I don’t have any particular expectations about labor and birthing and parenthood, and I don’t expect it to solve any of my problems with my mother. I’ve already had years of therapy and conquered that mountain – I can’t change a single thing that was. I can choose how my experience shapes my future.

I refuse to believe I can’t mother a child. I refuse to believe I can’t nurture one. I can’t make better my relationship with my mother through my own daughter, but I can decide that if I die at 40, she won’t have the same experiences that I did.

And so I’m opting to give birth to our daughter unmedicated. I don’t necessarily believe that I would be dooming my relationship with my daughter if I chose a different path – far from it – but by heeding such a strong, visceral calling like this one, I feel like I’m finally experiencing at least one form of motherhood that I missed out on.

I know this way is not for everyone. I’ve also been made aware of the pedestrian, uninformed snickers and sneers that have been made behind our backs about our choice to use a doula, to use hypnobirthing, by those in our lives who are felled insecure by these choices. Choices that don’t validate their own.

I don’t expect people in our lives to agree with us or throw us a parade, but maybe just not belittle us to complete strangers, especially without ever once engaging us on the topic or asking us a question.

We’re not choosing this path because we think it’s superior to another. One of the reasons we chose the doula that we did was that she has no interest in supporting her own agenda, but is only there to support ours. And if that ends up including an epidural or a C-section, she’s there to support us and guide us through it and not make us feel guilty for taking another route. We couldn’t have worked with her otherwise.

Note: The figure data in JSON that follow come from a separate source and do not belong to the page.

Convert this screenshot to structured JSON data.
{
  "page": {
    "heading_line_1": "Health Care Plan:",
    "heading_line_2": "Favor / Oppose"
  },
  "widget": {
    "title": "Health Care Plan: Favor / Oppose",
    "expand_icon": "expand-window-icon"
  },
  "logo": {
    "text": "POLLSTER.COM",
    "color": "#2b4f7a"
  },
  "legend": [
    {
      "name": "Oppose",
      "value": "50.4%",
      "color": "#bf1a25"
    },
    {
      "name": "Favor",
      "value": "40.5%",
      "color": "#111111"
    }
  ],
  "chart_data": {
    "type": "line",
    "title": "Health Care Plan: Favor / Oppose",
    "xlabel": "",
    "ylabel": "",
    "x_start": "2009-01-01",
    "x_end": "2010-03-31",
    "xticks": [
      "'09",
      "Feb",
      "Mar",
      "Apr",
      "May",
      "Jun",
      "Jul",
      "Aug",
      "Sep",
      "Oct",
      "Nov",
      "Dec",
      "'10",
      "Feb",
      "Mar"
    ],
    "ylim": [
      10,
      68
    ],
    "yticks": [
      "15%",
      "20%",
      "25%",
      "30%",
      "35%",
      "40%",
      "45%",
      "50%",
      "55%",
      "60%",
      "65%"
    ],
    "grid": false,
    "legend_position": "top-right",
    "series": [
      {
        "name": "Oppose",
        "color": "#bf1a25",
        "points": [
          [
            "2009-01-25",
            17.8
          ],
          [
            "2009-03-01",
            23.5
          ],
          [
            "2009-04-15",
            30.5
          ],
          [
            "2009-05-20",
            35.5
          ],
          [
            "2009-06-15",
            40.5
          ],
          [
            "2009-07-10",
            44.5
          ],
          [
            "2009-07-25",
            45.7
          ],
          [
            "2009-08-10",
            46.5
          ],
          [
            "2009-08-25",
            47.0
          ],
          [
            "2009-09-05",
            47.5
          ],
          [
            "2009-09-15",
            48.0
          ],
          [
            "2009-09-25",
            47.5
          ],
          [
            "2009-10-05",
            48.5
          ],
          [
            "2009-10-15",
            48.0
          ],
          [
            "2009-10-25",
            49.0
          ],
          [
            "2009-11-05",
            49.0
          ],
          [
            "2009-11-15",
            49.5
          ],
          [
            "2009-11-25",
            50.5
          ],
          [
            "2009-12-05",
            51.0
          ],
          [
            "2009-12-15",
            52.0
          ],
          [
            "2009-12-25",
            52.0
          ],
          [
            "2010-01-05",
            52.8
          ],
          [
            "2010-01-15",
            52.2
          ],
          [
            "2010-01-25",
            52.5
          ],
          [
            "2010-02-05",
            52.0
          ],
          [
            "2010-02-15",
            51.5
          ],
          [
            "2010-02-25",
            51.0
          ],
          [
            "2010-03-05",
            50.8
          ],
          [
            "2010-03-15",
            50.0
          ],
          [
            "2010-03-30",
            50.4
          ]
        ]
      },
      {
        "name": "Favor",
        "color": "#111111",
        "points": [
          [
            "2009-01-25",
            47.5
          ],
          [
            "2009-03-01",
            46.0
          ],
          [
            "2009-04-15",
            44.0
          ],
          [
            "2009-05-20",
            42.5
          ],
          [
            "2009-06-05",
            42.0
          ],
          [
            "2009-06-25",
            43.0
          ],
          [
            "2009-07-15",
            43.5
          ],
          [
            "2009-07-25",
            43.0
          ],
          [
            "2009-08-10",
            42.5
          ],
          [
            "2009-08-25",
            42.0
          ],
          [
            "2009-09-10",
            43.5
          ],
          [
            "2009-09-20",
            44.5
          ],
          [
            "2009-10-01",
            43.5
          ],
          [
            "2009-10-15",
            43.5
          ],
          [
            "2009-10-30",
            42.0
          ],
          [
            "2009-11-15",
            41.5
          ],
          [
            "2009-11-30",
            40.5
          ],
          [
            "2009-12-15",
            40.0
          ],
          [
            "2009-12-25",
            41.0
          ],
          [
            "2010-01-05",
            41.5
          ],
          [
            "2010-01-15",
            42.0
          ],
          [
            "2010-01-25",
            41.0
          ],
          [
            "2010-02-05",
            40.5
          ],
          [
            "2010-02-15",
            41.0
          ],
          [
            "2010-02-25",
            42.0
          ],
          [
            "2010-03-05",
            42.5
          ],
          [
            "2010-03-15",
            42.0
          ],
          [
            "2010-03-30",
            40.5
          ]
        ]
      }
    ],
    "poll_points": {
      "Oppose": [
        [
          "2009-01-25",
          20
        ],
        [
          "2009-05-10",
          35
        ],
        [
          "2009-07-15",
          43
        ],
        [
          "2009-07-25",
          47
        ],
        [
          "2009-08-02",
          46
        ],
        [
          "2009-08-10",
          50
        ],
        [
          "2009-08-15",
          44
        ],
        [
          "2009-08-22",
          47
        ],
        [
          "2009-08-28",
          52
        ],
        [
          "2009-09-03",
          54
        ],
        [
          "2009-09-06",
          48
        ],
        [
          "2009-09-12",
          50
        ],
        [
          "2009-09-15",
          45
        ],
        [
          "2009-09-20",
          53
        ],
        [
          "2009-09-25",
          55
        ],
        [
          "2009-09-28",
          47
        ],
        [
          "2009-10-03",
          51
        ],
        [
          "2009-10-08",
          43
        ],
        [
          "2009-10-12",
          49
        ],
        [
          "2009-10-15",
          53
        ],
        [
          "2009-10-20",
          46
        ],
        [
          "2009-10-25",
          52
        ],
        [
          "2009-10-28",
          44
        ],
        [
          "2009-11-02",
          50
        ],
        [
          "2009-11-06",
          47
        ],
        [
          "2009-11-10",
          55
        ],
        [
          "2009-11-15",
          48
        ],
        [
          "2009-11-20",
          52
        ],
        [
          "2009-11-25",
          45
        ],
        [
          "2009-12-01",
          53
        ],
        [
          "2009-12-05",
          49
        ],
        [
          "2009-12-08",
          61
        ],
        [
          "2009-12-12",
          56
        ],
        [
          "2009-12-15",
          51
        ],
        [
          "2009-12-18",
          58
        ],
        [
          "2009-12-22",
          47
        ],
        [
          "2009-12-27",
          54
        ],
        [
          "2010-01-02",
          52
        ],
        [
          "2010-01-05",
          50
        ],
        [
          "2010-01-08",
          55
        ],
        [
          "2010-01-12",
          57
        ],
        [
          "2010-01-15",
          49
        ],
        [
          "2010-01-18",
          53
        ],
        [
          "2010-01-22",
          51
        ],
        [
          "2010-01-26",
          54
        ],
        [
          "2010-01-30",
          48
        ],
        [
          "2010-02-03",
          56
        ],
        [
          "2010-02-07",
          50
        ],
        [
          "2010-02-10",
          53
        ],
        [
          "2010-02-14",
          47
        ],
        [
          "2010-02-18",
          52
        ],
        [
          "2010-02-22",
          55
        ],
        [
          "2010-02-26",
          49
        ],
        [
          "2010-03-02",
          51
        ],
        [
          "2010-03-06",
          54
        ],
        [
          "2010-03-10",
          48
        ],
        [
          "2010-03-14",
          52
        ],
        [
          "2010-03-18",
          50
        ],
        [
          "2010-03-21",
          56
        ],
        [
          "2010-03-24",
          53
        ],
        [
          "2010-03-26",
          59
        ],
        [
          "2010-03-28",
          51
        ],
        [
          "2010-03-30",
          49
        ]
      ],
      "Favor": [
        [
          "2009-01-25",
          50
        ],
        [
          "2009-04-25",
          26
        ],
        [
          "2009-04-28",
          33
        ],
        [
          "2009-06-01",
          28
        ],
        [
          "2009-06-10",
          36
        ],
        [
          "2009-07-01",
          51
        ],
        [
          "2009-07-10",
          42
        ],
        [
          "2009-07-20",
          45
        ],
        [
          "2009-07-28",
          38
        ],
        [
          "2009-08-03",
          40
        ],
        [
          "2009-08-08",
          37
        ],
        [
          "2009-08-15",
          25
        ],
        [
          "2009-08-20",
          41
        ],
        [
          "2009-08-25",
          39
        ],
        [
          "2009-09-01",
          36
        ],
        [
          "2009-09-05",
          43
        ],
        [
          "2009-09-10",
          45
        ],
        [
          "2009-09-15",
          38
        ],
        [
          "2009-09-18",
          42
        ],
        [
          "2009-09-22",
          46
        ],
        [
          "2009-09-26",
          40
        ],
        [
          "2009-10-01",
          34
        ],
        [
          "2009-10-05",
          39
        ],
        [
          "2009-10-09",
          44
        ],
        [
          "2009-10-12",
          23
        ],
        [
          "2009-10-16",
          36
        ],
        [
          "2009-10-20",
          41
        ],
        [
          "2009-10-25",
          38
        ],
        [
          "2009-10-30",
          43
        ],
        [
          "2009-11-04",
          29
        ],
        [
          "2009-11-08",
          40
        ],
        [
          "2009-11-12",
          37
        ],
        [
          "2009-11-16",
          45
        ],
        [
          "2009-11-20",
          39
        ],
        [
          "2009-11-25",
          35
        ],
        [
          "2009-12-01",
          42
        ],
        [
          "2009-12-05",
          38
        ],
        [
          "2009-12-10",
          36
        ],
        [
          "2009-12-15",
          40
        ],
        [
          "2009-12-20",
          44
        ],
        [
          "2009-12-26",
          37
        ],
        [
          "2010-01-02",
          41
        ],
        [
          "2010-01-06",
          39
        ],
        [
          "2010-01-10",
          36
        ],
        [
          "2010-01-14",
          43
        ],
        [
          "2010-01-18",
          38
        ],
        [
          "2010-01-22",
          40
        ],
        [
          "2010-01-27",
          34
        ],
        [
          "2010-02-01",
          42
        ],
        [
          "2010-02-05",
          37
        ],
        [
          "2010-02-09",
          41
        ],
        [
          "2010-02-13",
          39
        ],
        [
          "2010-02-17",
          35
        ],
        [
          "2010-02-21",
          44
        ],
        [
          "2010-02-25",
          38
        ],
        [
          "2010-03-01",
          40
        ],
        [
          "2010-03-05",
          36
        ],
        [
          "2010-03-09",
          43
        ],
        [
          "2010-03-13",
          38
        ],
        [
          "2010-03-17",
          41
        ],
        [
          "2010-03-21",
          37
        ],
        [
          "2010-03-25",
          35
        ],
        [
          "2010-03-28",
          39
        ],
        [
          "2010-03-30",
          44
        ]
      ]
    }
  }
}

This is just the path for us, and the path that makes sense for our family. This choice is the most personal choice I’ve made in my life, so I can’t begin to think where I’d say that in light of “X” option, I am instead choosing “Y.” It wasn’t a choice made after comparison as much as it was a calling, if that makes any sense, and I have to believe that most parents feel the same way about the choices they’re making for their families.

Who the fuck would I be to challenge them otherwise, knowing what I know now?

I haven’t felt any closer to my mom throughout this process. I didn’t necessarily expect to. What has happened, however, is a stronger sense of myself and what it will mean for me to give birth to a daughter. I am gaining a peace and a confidence that I certainly didn’t posses three months ago. For this feeling, I am grateful for every step.